The Department of Economic Development’s ‘Vision 2020’ strategy, which was unveiled this week, focuses on eight economic sectors with the stated goal of growing the island’s economy by 3 to 4 per cent a year in real terms over the next six years.

‘In totality our economy will be materially different in 2020. The whole sectoral makeup with differ. Emerging sectors, such as e-business for example, will grow dramatically as a share of our economy,’ DED chief executive Chris Corlett told the Manx Independent.

He said that while it would be business as usual for the engineering sector, within financial services there would be ‘quite radical departures from the past’.

No in-depth details of the strategy, which was drawn up in conjunction with the private sector, will be published to avoid giving competing jurisdictions an insight into the Manx government’s thinking.

DED minister John Shimmin MHK told the Manx Independent that while financial services will remain the leading export-earning sector, a large number of jobs were likely to be shed as a result of consolidation, regulatory pressures, automation and offshoring.

‘The challenge is to make sure that our skills base on the island is adequate for the jobs of the future . . . that our workforce is trained to find alternative jobs,’ he said.

E-business has been earmarked as a key source of jobs growth along with engineering.

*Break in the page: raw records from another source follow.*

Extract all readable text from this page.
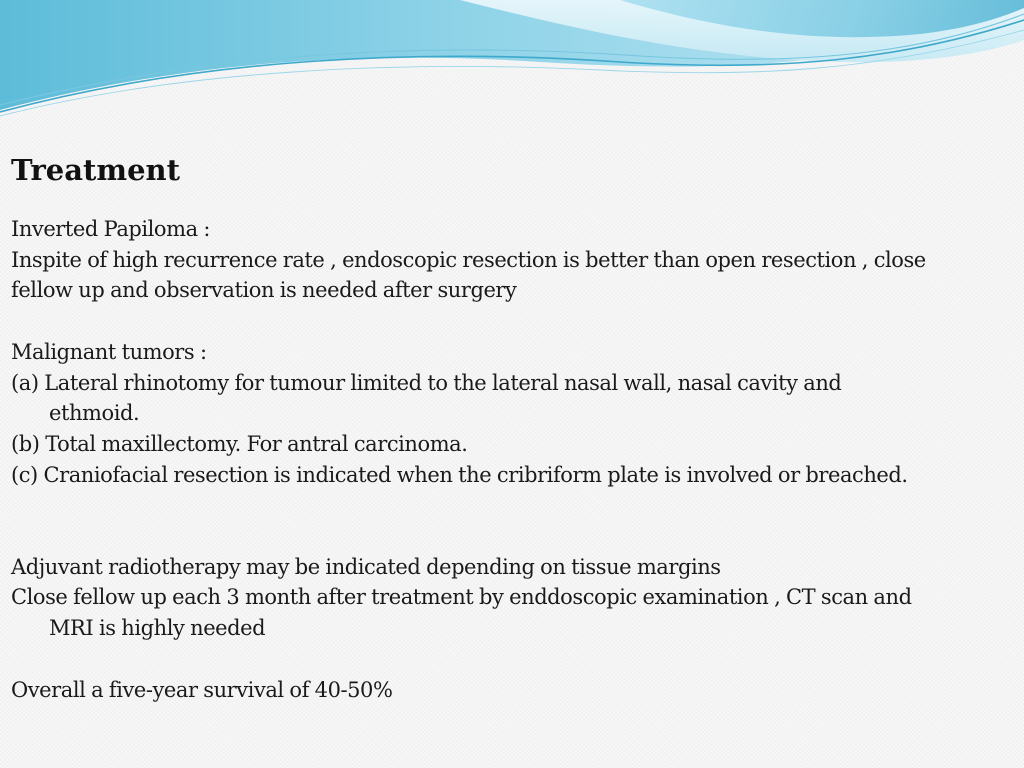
Treatment
Inverted Papiloma :
Inspite of high recurrence rate , endoscopic resection is better than open resection , close
fellow up and observation is needed after surgery
Malignant tumors :
(a) Lateral rhinotomy for tumour limited to the lateral nasal wall, nasal cavity and
ethmoid.
(b) Total maxillectomy. For antral carcinoma.
(c) Craniofacial resection is indicated when the cribriform plate is involved or breached.
Adjuvant radiotherapy may be indicated depending on tissue margins
Close fellow up each 3 month after treatment by enddoscopic examination , CT scan and
MRI is highly needed
Overall a five-year survival of 40-50%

Emerging sectors such as energy and biomedical are seen as offering ‘great potential’.

Mr Shimmin said economic growth of 3 to 4 per cent would allow government’s income to rise by 1 to 2 per cent each year. It would create 0.7 to 1 per cent growth in jobs.

Mr Corlett said: ‘As an island we can’t be all things to all people.

‘We have to pick a small number of niches where we can compete with the best or where there are some innate advantage that we may have.

‘Energy is one. We genuinely think that we’ve got commercial-scale deposits of natural gas within our waters. Equally with wind farms, the EU did a meta study which showed the Irish Sea has some of the best wind farm potential in all of Europe.

‘We are working closely with the UK government to see how we can establish wind farms in our waters. Shortly thereafter we will be looking at how we can maybe have one or two gas platforms within our waters.

‘Those are good means of diversifying the economy, creating more jobs, and crucially providing significant new incomes for government.’